WASHINGTON, D.C. — The percentage of Americans with living-wage jobs improved significantly from April to May, with “functional unemployment” dropping to its lowest level in months for all major demographic groups, according to the monthly True Rate of Unemployment (TRU) report by the Ludwig Institute for Shared Economic Prosperity (LISEP).
LISEP’s TRU, a measure of the “functionally unemployed” — defined as the jobless, plus those seeking, but unable to find, full-time employment paying above the poverty line after adjusting for inflation — dropped 0.7 percentage points for the month of May, improving to 22.4%. By contrast, the U.S. Bureau of Labor Statistics (BLS) reported an increase in the official jobless rate, from 3.4% to 3.7%. This is primarily due to the loss of low-wage part-time workers, counted as “employed” by the BLS — but classified as “functionally unemployed” by LISEP in previous monthly reports.
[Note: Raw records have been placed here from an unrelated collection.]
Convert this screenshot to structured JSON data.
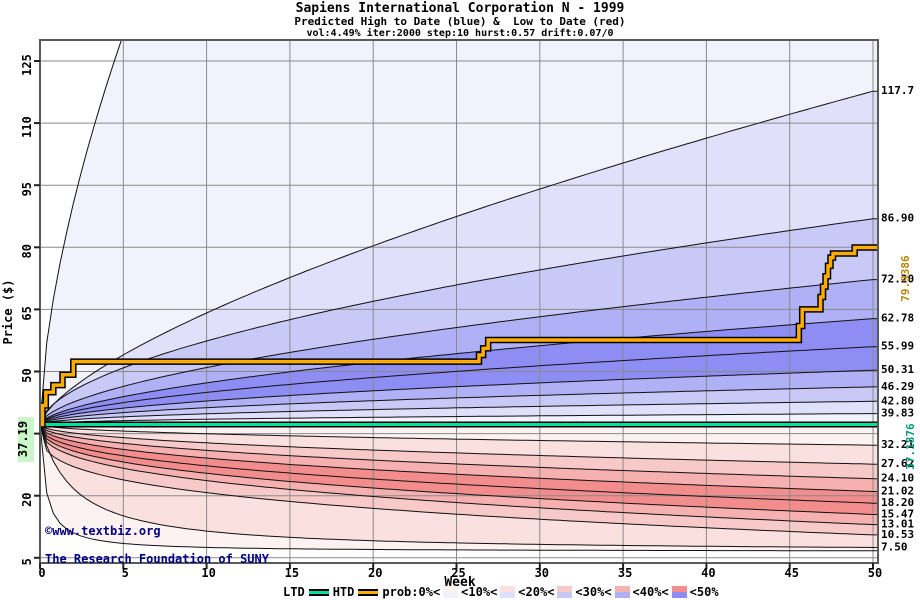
{
  "header": {
    "title": "Sapiens International Corporation N - 1999",
    "subtitle": "Predicted High to Date (blue) &  Low to Date (red)",
    "params": "vol:4.49% iter:2000 step:10 hurst:0.57 drift:0.07/0"
  },
  "chart_data": {
    "type": "area",
    "title": "Sapiens International Corporation N - 1999",
    "xlabel": "Week",
    "ylabel": "Price ($)",
    "x_ticks": [
      0,
      5,
      10,
      15,
      20,
      25,
      30,
      35,
      40,
      45,
      50
    ],
    "y_ticks": [
      5,
      20,
      35,
      50,
      65,
      80,
      95,
      110,
      125
    ],
    "y_tick_labels": [
      5,
      20,
      50,
      65,
      80,
      95,
      110,
      125
    ],
    "x_range": [
      0,
      50.3
    ],
    "y_range": [
      3.7,
      130.1
    ],
    "start_price": 37.19,
    "start_price_label": "37.19",
    "grid_on": true,
    "legend_position": "bottom",
    "ltd": {
      "name": "LTD",
      "value": 37.1876,
      "right_label": "37.1876",
      "left_label": "37.19",
      "color": "#00E0A0",
      "label_color": "#00997A",
      "left_label_bg": "#c9f7c9"
    },
    "htd": {
      "name": "HTD",
      "final_value": 79.9386,
      "right_label": "79.9386",
      "color": "#FFAC00",
      "label_color": "#B8860B",
      "steps": [
        [
          0,
          37.19
        ],
        [
          0.15,
          41.8
        ],
        [
          0.35,
          45.0
        ],
        [
          0.8,
          46.7
        ],
        [
          1.35,
          49.2
        ],
        [
          2.0,
          52.4
        ],
        [
          26.35,
          54.0
        ],
        [
          26.6,
          55.6
        ],
        [
          26.9,
          57.6
        ],
        [
          45.55,
          61.0
        ],
        [
          45.75,
          65.0
        ],
        [
          46.85,
          68.0
        ],
        [
          47.0,
          70.5
        ],
        [
          47.15,
          73.0
        ],
        [
          47.3,
          75.5
        ],
        [
          47.45,
          77.5
        ],
        [
          47.6,
          78.5
        ],
        [
          48.9,
          79.9386
        ]
      ]
    },
    "high_percentiles": [
      {
        "pct": "90%",
        "end": 39.83,
        "k": 0.45,
        "label": "39.83"
      },
      {
        "pct": "80%",
        "end": 42.8,
        "k": 0.48,
        "label": "42.80"
      },
      {
        "pct": "70%",
        "end": 46.29,
        "k": 0.5,
        "label": "46.29"
      },
      {
        "pct": "60%",
        "end": 50.31,
        "k": 0.52,
        "label": "50.31"
      },
      {
        "pct": "50%",
        "end": 55.99,
        "k": 0.55,
        "label": "55.99"
      },
      {
        "pct": "40%",
        "end": 62.78,
        "k": 0.58,
        "label": "62.78"
      },
      {
        "pct": "30%",
        "end": 72.2,
        "k": 0.58,
        "label": "72.20"
      },
      {
        "pct": "20%",
        "end": 86.9,
        "k": 0.56,
        "label": "86.90"
      },
      {
        "pct": "10%",
        "end": 117.7,
        "k": 0.68,
        "label": "117.7"
      },
      {
        "pct": "max",
        "end": 430.0,
        "k": 0.62,
        "label": ""
      }
    ],
    "low_percentiles": [
      {
        "pct": "10%",
        "end": 32.21,
        "k": 0.5,
        "label": "32.21"
      },
      {
        "pct": "20%",
        "end": 27.62,
        "k": 0.48,
        "label": "27.62"
      },
      {
        "pct": "30%",
        "end": 24.1,
        "k": 0.46,
        "label": "24.10"
      },
      {
        "pct": "40%",
        "end": 21.02,
        "k": 0.43,
        "label": "21.02"
      },
      {
        "pct": "50%",
        "end": 18.2,
        "k": 0.4,
        "label": "18.20"
      },
      {
        "pct": "60%",
        "end": 15.47,
        "k": 0.38,
        "label": "15.47"
      },
      {
        "pct": "70%",
        "end": 13.01,
        "k": 0.36,
        "label": "13.01"
      },
      {
        "pct": "80%",
        "end": 10.53,
        "k": 0.3,
        "label": "10.53"
      },
      {
        "pct": "90%",
        "end": 7.5,
        "hyp": 0.5,
        "label": "7.50"
      },
      {
        "pct": "min",
        "end": 6.7,
        "hyp": 2.9,
        "label": ""
      }
    ],
    "band_colors_high": [
      "#f2f2fd",
      "#e0e0fb",
      "#c9c9f8",
      "#b0b0f6",
      "#8d8df3",
      "#8d8df3",
      "#b0b0f6",
      "#c9c9f8",
      "#e0e0fb",
      "#f2f2fd"
    ],
    "band_colors_low": [
      "#fdf2f2",
      "#fbe0e0",
      "#f8c9c9",
      "#f6b0b0",
      "#f38d8d",
      "#f38d8d",
      "#f6b0b0",
      "#f8c9c9",
      "#fbe0e0",
      "#fdf2f2"
    ],
    "grid_color": "#8a8a8a",
    "frame_color": "#5a5a5a",
    "line_color": "#111111"
  },
  "legend": {
    "ltd_label": "LTD",
    "htd_label": "HTD",
    "prob_labels": [
      "prob:0%<",
      "<10%<",
      "<20%<",
      "<30%<",
      "<40%<",
      "<50%"
    ],
    "swatches": [
      {
        "top": "#fdf2f2",
        "bottom": "#f2f2fd"
      },
      {
        "top": "#fbe0e0",
        "bottom": "#e0e0fb"
      },
      {
        "top": "#f8c9c9",
        "bottom": "#c9c9f8"
      },
      {
        "top": "#f6b0b0",
        "bottom": "#b0b0f6"
      },
      {
        "top": "#f38d8d",
        "bottom": "#8d8df3"
      }
    ]
  },
  "footer": {
    "copyright_url": "©www.textbiz.org",
    "copyright_org": "The Research Foundation of SUNY"
  }
}
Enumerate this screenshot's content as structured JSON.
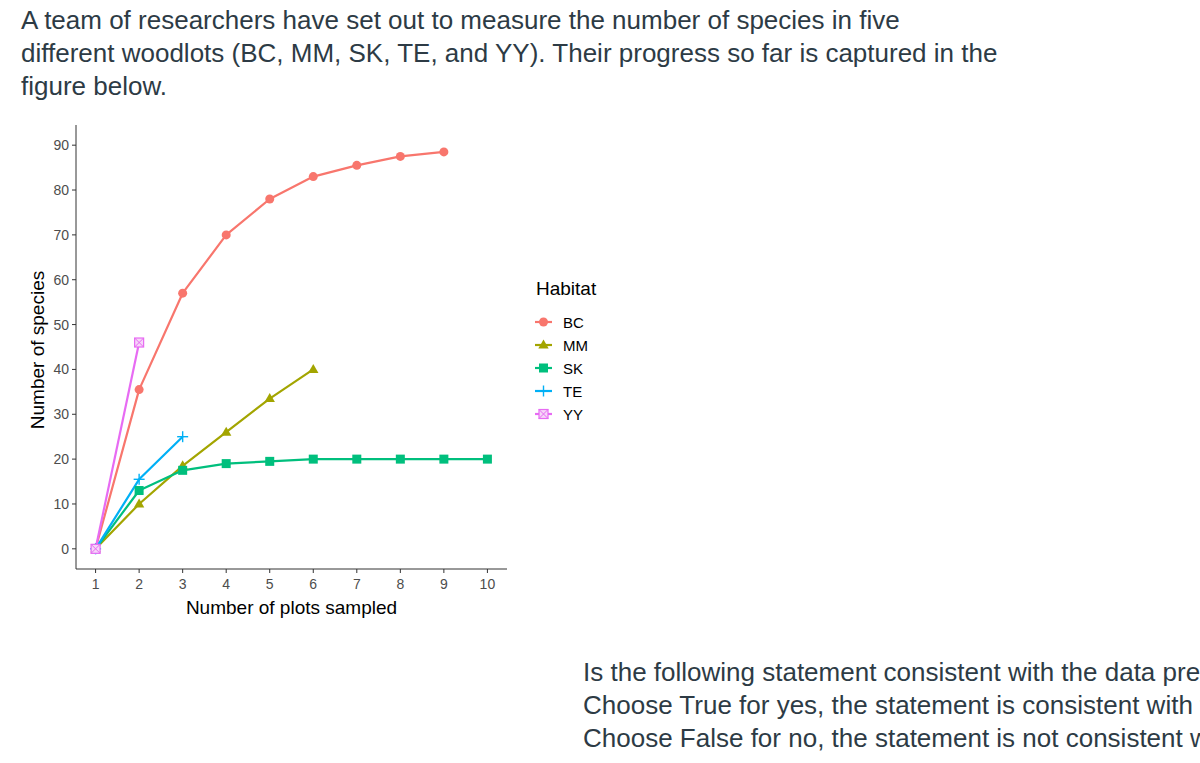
{
  "intro": [
    "A team of researchers have set out to measure the number of species in five",
    "different woodlots (BC, MM, SK, TE, and YY). Their progress so far is captured in the",
    "figure below."
  ],
  "question": [
    "Is the following statement consistent with the data presented in the above graph?",
    "Choose True for yes, the statement is consistent with the graph.",
    "Choose False for no, the statement is not consistent with the graph."
  ],
  "chart_data": {
    "type": "line",
    "x_label": "Number of plots sampled",
    "y_label": "Number of species",
    "legend_title": "Habitat",
    "legend": "right",
    "grid": false,
    "x": [
      1,
      2,
      3,
      4,
      5,
      6,
      7,
      8,
      9,
      10
    ],
    "xlim": [
      0.55,
      10.45
    ],
    "xticks": [
      1,
      2,
      3,
      4,
      5,
      6,
      7,
      8,
      9,
      10
    ],
    "ylim": [
      -4.5,
      94.5
    ],
    "yticks": [
      0,
      10,
      20,
      30,
      40,
      50,
      60,
      70,
      80,
      90
    ],
    "series": [
      {
        "name": "BC",
        "color": "#F8766D",
        "marker": "circle",
        "values": [
          0,
          35.5,
          57,
          70,
          78,
          83,
          85.5,
          87.5,
          88.5,
          null
        ]
      },
      {
        "name": "MM",
        "color": "#A3A500",
        "marker": "triangle",
        "values": [
          0,
          10,
          18.5,
          26,
          33.5,
          40,
          null,
          null,
          null,
          null
        ]
      },
      {
        "name": "SK",
        "color": "#00BF7D",
        "marker": "square",
        "values": [
          0,
          13,
          17.5,
          19,
          19.5,
          20,
          20,
          20,
          20,
          20
        ]
      },
      {
        "name": "TE",
        "color": "#00B0F6",
        "marker": "plus",
        "values": [
          0,
          15.5,
          25,
          null,
          null,
          null,
          null,
          null,
          null,
          null
        ]
      },
      {
        "name": "YY",
        "color": "#E76BF3",
        "marker": "square-cross",
        "values": [
          0,
          46,
          null,
          null,
          null,
          null,
          null,
          null,
          null,
          null
        ]
      }
    ]
  }
}
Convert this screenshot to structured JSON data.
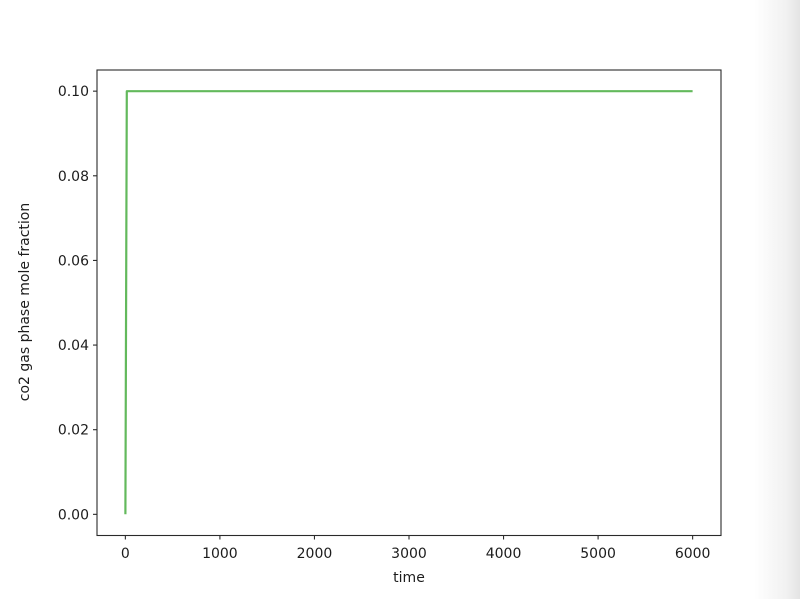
{
  "page": {
    "background": "#ffffff",
    "right_edge_shade": "#e2e2e2"
  },
  "axes": {
    "spine_color": "#2a2a2a",
    "tick_color": "#2a2a2a",
    "text_color": "#1c1c1c"
  },
  "chart_data": {
    "type": "line",
    "title": "",
    "xlabel": "time",
    "ylabel": "co2 gas phase mole fraction",
    "xlim": [
      -300,
      6300
    ],
    "ylim": [
      -0.005,
      0.105
    ],
    "grid": false,
    "legend": "none",
    "xticks": {
      "values": [
        0,
        1000,
        2000,
        3000,
        4000,
        5000,
        6000
      ],
      "labels": [
        "0",
        "1000",
        "2000",
        "3000",
        "4000",
        "5000",
        "6000"
      ]
    },
    "yticks": {
      "values": [
        0.0,
        0.02,
        0.04,
        0.06,
        0.08,
        0.1
      ],
      "labels": [
        "0.00",
        "0.02",
        "0.04",
        "0.06",
        "0.08",
        "0.10"
      ]
    },
    "series": [
      {
        "name": "co2 gas phase mole fraction",
        "color": "#63b95c",
        "linewidth": 2.2,
        "points": [
          [
            0,
            0.0
          ],
          [
            15,
            0.1
          ],
          [
            6000,
            0.1
          ]
        ]
      }
    ]
  }
}
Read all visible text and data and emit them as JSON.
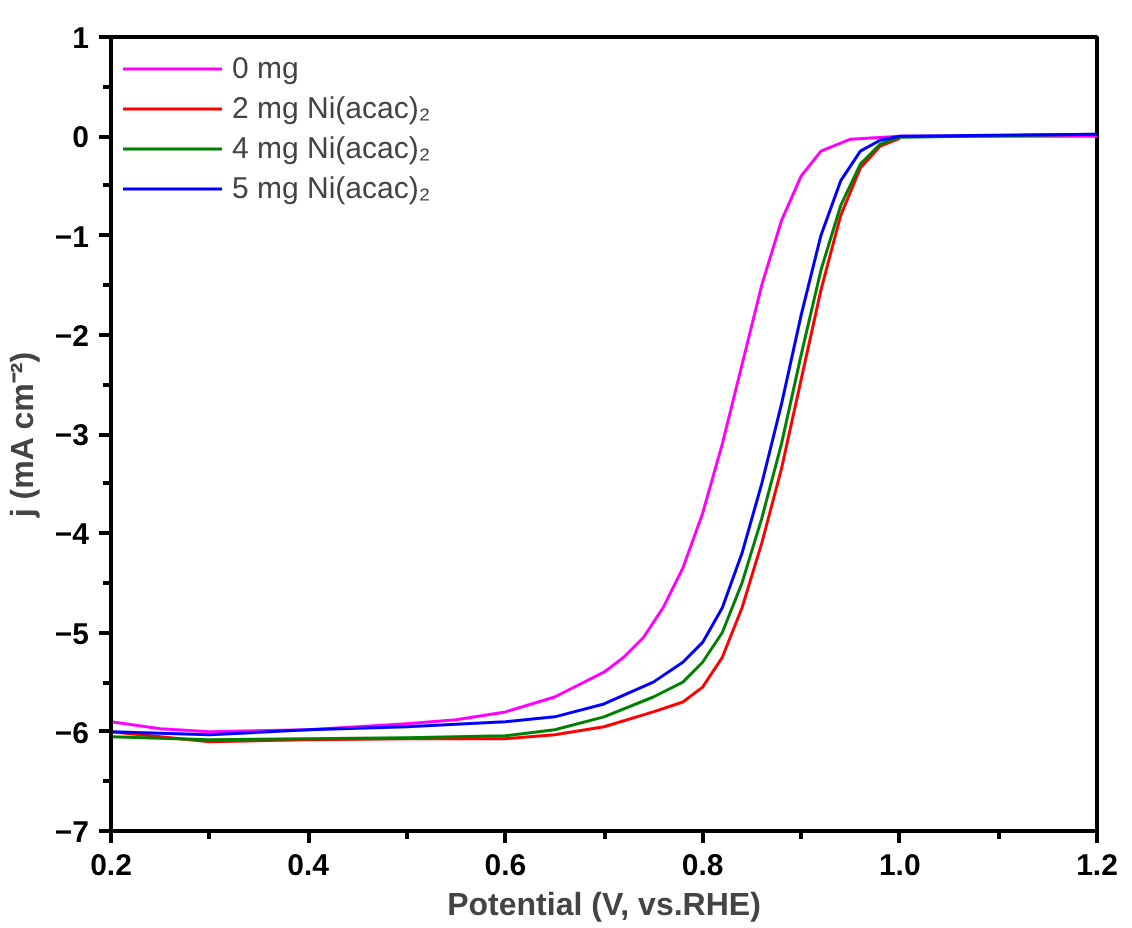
{
  "chart_data": {
    "type": "line",
    "xlabel": "Potential (V, vs.RHE)",
    "ylabel": "j (mA cm⁻²)",
    "xlim": [
      0.2,
      1.2
    ],
    "ylim": [
      -7,
      1
    ],
    "xticks": [
      0.2,
      0.4,
      0.6,
      0.8,
      {
        "value": 1.0,
        "label": "1.0"
      },
      1.2
    ],
    "yticks": [
      -7,
      -6,
      -5,
      -4,
      -3,
      -2,
      -1,
      0,
      1
    ],
    "grid": false,
    "legend": "top left",
    "line_style": "solid",
    "marker": "none",
    "series": [
      {
        "name": "0 mg",
        "color": "#ff00ff",
        "x": [
          0.2,
          0.25,
          0.3,
          0.4,
          0.5,
          0.55,
          0.6,
          0.65,
          0.7,
          0.72,
          0.74,
          0.76,
          0.78,
          0.8,
          0.82,
          0.84,
          0.86,
          0.88,
          0.9,
          0.92,
          0.95,
          1.0,
          1.2
        ],
        "values": [
          -5.9,
          -5.97,
          -6.0,
          -5.98,
          -5.92,
          -5.88,
          -5.8,
          -5.65,
          -5.4,
          -5.25,
          -5.05,
          -4.75,
          -4.35,
          -3.8,
          -3.1,
          -2.3,
          -1.5,
          -0.85,
          -0.4,
          -0.15,
          -0.03,
          0.0,
          0.0
        ]
      },
      {
        "name": "2 mg Ni(acac)₂",
        "color": "#ff0000",
        "x": [
          0.2,
          0.3,
          0.4,
          0.5,
          0.6,
          0.65,
          0.7,
          0.75,
          0.78,
          0.8,
          0.82,
          0.84,
          0.86,
          0.88,
          0.9,
          0.92,
          0.94,
          0.96,
          0.98,
          1.0
        ],
        "values": [
          -6.0,
          -6.1,
          -6.08,
          -6.07,
          -6.07,
          -6.03,
          -5.95,
          -5.8,
          -5.7,
          -5.55,
          -5.25,
          -4.75,
          -4.1,
          -3.35,
          -2.45,
          -1.55,
          -0.8,
          -0.32,
          -0.1,
          -0.02
        ]
      },
      {
        "name": "4 mg Ni(acac)₂",
        "color": "#008000",
        "x": [
          0.2,
          0.3,
          0.4,
          0.5,
          0.6,
          0.65,
          0.7,
          0.75,
          0.78,
          0.8,
          0.82,
          0.84,
          0.86,
          0.88,
          0.9,
          0.92,
          0.94,
          0.96,
          0.98,
          1.0,
          1.2
        ],
        "values": [
          -6.05,
          -6.08,
          -6.07,
          -6.06,
          -6.04,
          -5.98,
          -5.85,
          -5.65,
          -5.5,
          -5.3,
          -5.0,
          -4.5,
          -3.85,
          -3.1,
          -2.2,
          -1.35,
          -0.7,
          -0.28,
          -0.08,
          -0.01,
          0.02
        ]
      },
      {
        "name": "5 mg Ni(acac)₂",
        "color": "#0000ff",
        "x": [
          0.2,
          0.3,
          0.4,
          0.5,
          0.6,
          0.65,
          0.7,
          0.75,
          0.78,
          0.8,
          0.82,
          0.84,
          0.86,
          0.88,
          0.9,
          0.92,
          0.94,
          0.96,
          0.98,
          1.0,
          1.2
        ],
        "values": [
          -6.0,
          -6.03,
          -5.98,
          -5.95,
          -5.9,
          -5.85,
          -5.72,
          -5.5,
          -5.3,
          -5.1,
          -4.75,
          -4.2,
          -3.5,
          -2.7,
          -1.8,
          -1.0,
          -0.45,
          -0.15,
          -0.04,
          0.0,
          0.02
        ]
      }
    ]
  }
}
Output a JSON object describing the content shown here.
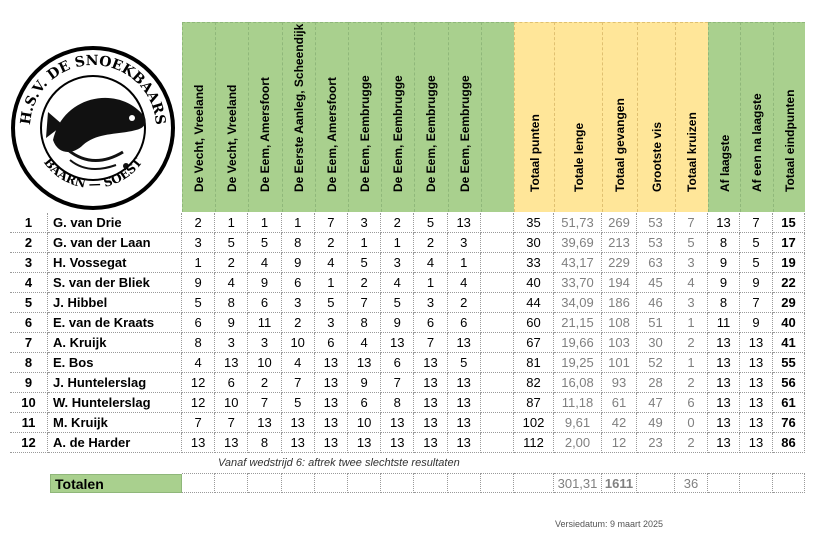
{
  "club": {
    "logo_text_top": "H.S.V. DE SNOEKBAARS",
    "logo_text_bottom": "BAARN — SOEST"
  },
  "columns": {
    "venues": [
      "De Vecht, Vreeland",
      "De Vecht, Vreeland",
      "De Eem, Amersfoort",
      "De Eerste Aanleg, Scheendijk",
      "De Eem, Amersfoort",
      "De Eem, Eembrugge",
      "De Eem, Eembrugge",
      "De Eem, Eembrugge",
      "De Eem, Eembrugge",
      ""
    ],
    "stats": [
      "Totaal punten",
      "Totale lenge",
      "Totaal gevangen",
      "Grootste vis",
      "Totaal kruizen"
    ],
    "final": [
      "Af laagste",
      "Af een na laagste",
      "Totaal eindpunten"
    ]
  },
  "rows": [
    {
      "rank": "1",
      "name": "G. van Drie",
      "scores": [
        "2",
        "1",
        "1",
        "1",
        "7",
        "3",
        "2",
        "5",
        "13",
        ""
      ],
      "total_points": "35",
      "total_length": "51,73",
      "total_caught": "269",
      "biggest": "53",
      "crosses": "7",
      "drop_low": "13",
      "drop_second": "7",
      "final": "15"
    },
    {
      "rank": "2",
      "name": "G. van der Laan",
      "scores": [
        "3",
        "5",
        "5",
        "8",
        "2",
        "1",
        "1",
        "2",
        "3",
        ""
      ],
      "total_points": "30",
      "total_length": "39,69",
      "total_caught": "213",
      "biggest": "53",
      "crosses": "5",
      "drop_low": "8",
      "drop_second": "5",
      "final": "17"
    },
    {
      "rank": "3",
      "name": "H. Vossegat",
      "scores": [
        "1",
        "2",
        "4",
        "9",
        "4",
        "5",
        "3",
        "4",
        "1",
        ""
      ],
      "total_points": "33",
      "total_length": "43,17",
      "total_caught": "229",
      "biggest": "63",
      "crosses": "3",
      "drop_low": "9",
      "drop_second": "5",
      "final": "19"
    },
    {
      "rank": "4",
      "name": "S. van der Bliek",
      "scores": [
        "9",
        "4",
        "9",
        "6",
        "1",
        "2",
        "4",
        "1",
        "4",
        ""
      ],
      "total_points": "40",
      "total_length": "33,70",
      "total_caught": "194",
      "biggest": "45",
      "crosses": "4",
      "drop_low": "9",
      "drop_second": "9",
      "final": "22"
    },
    {
      "rank": "5",
      "name": "J. Hibbel",
      "scores": [
        "5",
        "8",
        "6",
        "3",
        "5",
        "7",
        "5",
        "3",
        "2",
        ""
      ],
      "total_points": "44",
      "total_length": "34,09",
      "total_caught": "186",
      "biggest": "46",
      "crosses": "3",
      "drop_low": "8",
      "drop_second": "7",
      "final": "29"
    },
    {
      "rank": "6",
      "name": "E. van de Kraats",
      "scores": [
        "6",
        "9",
        "11",
        "2",
        "3",
        "8",
        "9",
        "6",
        "6",
        ""
      ],
      "total_points": "60",
      "total_length": "21,15",
      "total_caught": "108",
      "biggest": "51",
      "crosses": "1",
      "drop_low": "11",
      "drop_second": "9",
      "final": "40"
    },
    {
      "rank": "7",
      "name": "A. Kruijk",
      "scores": [
        "8",
        "3",
        "3",
        "10",
        "6",
        "4",
        "13",
        "7",
        "13",
        ""
      ],
      "total_points": "67",
      "total_length": "19,66",
      "total_caught": "103",
      "biggest": "30",
      "crosses": "2",
      "drop_low": "13",
      "drop_second": "13",
      "final": "41"
    },
    {
      "rank": "8",
      "name": "E. Bos",
      "scores": [
        "4",
        "13",
        "10",
        "4",
        "13",
        "13",
        "6",
        "13",
        "5",
        ""
      ],
      "total_points": "81",
      "total_length": "19,25",
      "total_caught": "101",
      "biggest": "52",
      "crosses": "1",
      "drop_low": "13",
      "drop_second": "13",
      "final": "55"
    },
    {
      "rank": "9",
      "name": "J. Huntelerslag",
      "scores": [
        "12",
        "6",
        "2",
        "7",
        "13",
        "9",
        "7",
        "13",
        "13",
        ""
      ],
      "total_points": "82",
      "total_length": "16,08",
      "total_caught": "93",
      "biggest": "28",
      "crosses": "2",
      "drop_low": "13",
      "drop_second": "13",
      "final": "56"
    },
    {
      "rank": "10",
      "name": "W. Huntelerslag",
      "scores": [
        "12",
        "10",
        "7",
        "5",
        "13",
        "6",
        "8",
        "13",
        "13",
        ""
      ],
      "total_points": "87",
      "total_length": "11,18",
      "total_caught": "61",
      "biggest": "47",
      "crosses": "6",
      "drop_low": "13",
      "drop_second": "13",
      "final": "61"
    },
    {
      "rank": "11",
      "name": "M. Kruijk",
      "scores": [
        "7",
        "7",
        "13",
        "13",
        "13",
        "10",
        "13",
        "13",
        "13",
        ""
      ],
      "total_points": "102",
      "total_length": "9,61",
      "total_caught": "42",
      "biggest": "49",
      "crosses": "0",
      "drop_low": "13",
      "drop_second": "13",
      "final": "76"
    },
    {
      "rank": "12",
      "name": "A. de Harder",
      "scores": [
        "13",
        "13",
        "8",
        "13",
        "13",
        "13",
        "13",
        "13",
        "13",
        ""
      ],
      "total_points": "112",
      "total_length": "2,00",
      "total_caught": "12",
      "biggest": "23",
      "crosses": "2",
      "drop_low": "13",
      "drop_second": "13",
      "final": "86"
    }
  ],
  "note": "Vanaf wedstrijd 6: aftrek twee slechtste resultaten",
  "totals": {
    "label": "Totalen",
    "total_length": "301,31",
    "total_caught": "1611",
    "crosses": "36"
  },
  "version": "Versiedatum: 9 maart 2025",
  "colors": {
    "header_green": "#a9d08e",
    "header_yellow": "#ffe699"
  }
}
“This month is a perfect example of the shortcomings of government headline statistics in assessing the status of the economy,” said LISEP Chairman Gene Ludwig. "The loss of low-wage, part-time jobs should come as no surprise, and in fact, jobs incapable of lifting workers out of poverty should not even be considered employment for the purpose of setting economic policy.”
In addition to the improvement of the overall TRU by 0.7 percentage points (dropping from 23.1% to 22.4%), all major demographics posted improvement in their respective functional unemployment rates. Black workers saw a 0.5 percentage point improvement (24.5% to 24%), while the rate for Hispanic workers improved by 0.1 percentage points, from 26.2% to 26.1%. The TRU for White workers improved by 1.1 percentage points, from 22% to 20.9%, with the TRU for male workers improving by 0.9 percentage points (18.9% to 18%), and improved by 0.4 percentage points for women (27.9% to 27.5%).
According to LISEP, a cooling of inflation combined with wage gains for low-income earners helped increase the availability of living-wage jobs across all demographics.
“This month’s TRU report provides the basis for some real optimism, as we can now see gains across the board, with a stable workforce that is slowly moving toward living-wage employment,” Ludwig said. “That said, this optimism must be tempered with reality: there are key demographic groups that still have functional unemployment rates in excess of 25%. While progress is to be applauded, the key to shared prosperity is to sustain that progress. This should be top priority for policymakers.”